Comparative Biochemistry and Physiology, Part C 2013 v.157 pp. 390-396
Macrobrachium borellii, aldehyde dehydrogenase, amino acid metabolism, arginine, biomarkers, females, freshwater, gene expression regulation, glutathione transferase, glyceraldehyde-3-phosphate dehydrogenase, hepatopancreas, homeostasis, hydrocarbons, hydrophobicity, males, marine ecosystems, messenger RNA, methyltransferases, midgut, oil spills, oncogene proteins, petroleum, pollution, protein synthesis, proteomics, quantitative polymerase chain reaction, shrimp, toxicity, two-dimensional gel electrophoresis, water solubility
Hydrocarbon pollution is a major environmental threat to ecosystems in marine and freshwater environments, but its toxicological effect on aquatic organisms remains little studied. A proteomic approach was used to analyze the effect of a freshwater oil spill on the prawn Macrobrachium borellii. To this aim, proteins were extracted from midgut gland (hepatopancreas) of male and female prawns exposed 7days to a sublethal concentration (0.6ppm) of water-soluble fraction of crude oil (WSF). Exposure to WSF induced responses at the protein expression level. Two-dimensional gel electrophoresis (2-DE) revealed 10 protein spots that were differentially expressed by WSF exposure. Seven proteins were identified using MS/MS and de novo sequencing.

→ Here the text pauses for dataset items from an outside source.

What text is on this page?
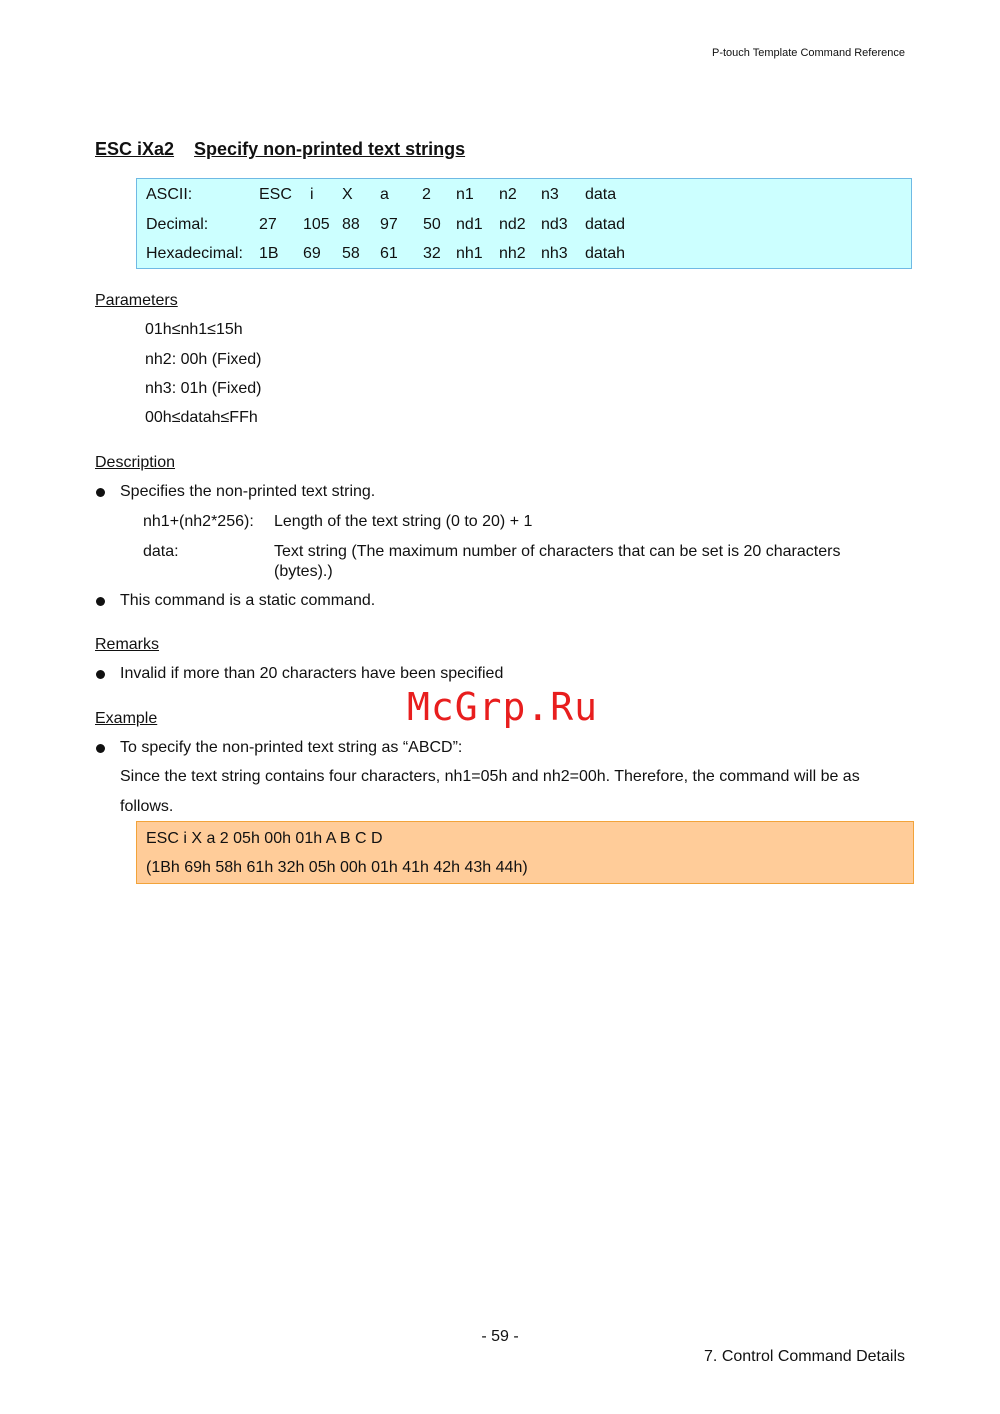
P-touch Template Command Reference
ESC iXa2 Specify non-printed text strings
ASCII:	ESC i X a 2 n1 n2 n3 data
Decimal:	27 105 88 97 50 nd1 nd2 nd3 datad
Hexadecimal: 1B 69 58 61 32 nh1 nh2 nh3 datah
Parameters
01h≤nh1≤15h
nh2: 00h (Fixed)
nh3: 01h (Fixed)
00h≤datah≤FFh
Description
Specifies the non-printed text string.
nh1+(nh2*256): Length of the text string (0 to 20) + 1
data:	Text string (The maximum number of characters that can be set is 20 characters
(bytes).)
This command is a static command.
Remarks
Invalid if more than 20 characters have been specified
McGrp.Ru
Example
To specify the non-printed text string as “ABCD”:
Since the text string contains four characters, nh1=05h and nh2=00h. Therefore, the command will be as
follows.
ESC i X a 2 05h 00h 01h A B C D
(1Bh 69h 58h 61h 32h 05h 00h 01h 41h 42h 43h 44h)
- 59 -
7. Control Command Details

Nm23 oncoprotein, arginine methyltransferase, fatty aldehyde dehydrogenase and glutathione S-transferase were down-regulated, whereas two glyceraldehyde-3-phosphate dehydrogenase isoforms and a lipocalin-like crustacyanin (CTC) were up-regulated after WSF exposure. CTC mRNA levels were further analyzed by quantitative real-time PCR showing an increased expression after WSF exposure. The proteins identified are involved in carbohydrate and amino acid metabolism, detoxification, transport of hydrophobic molecules and cellular homeostasis among others. These results provide evidence for better understanding the toxic mechanisms of hydrocarbons. Moreover, some of these differentially expressed proteins would be employed as potential novel biomarkers.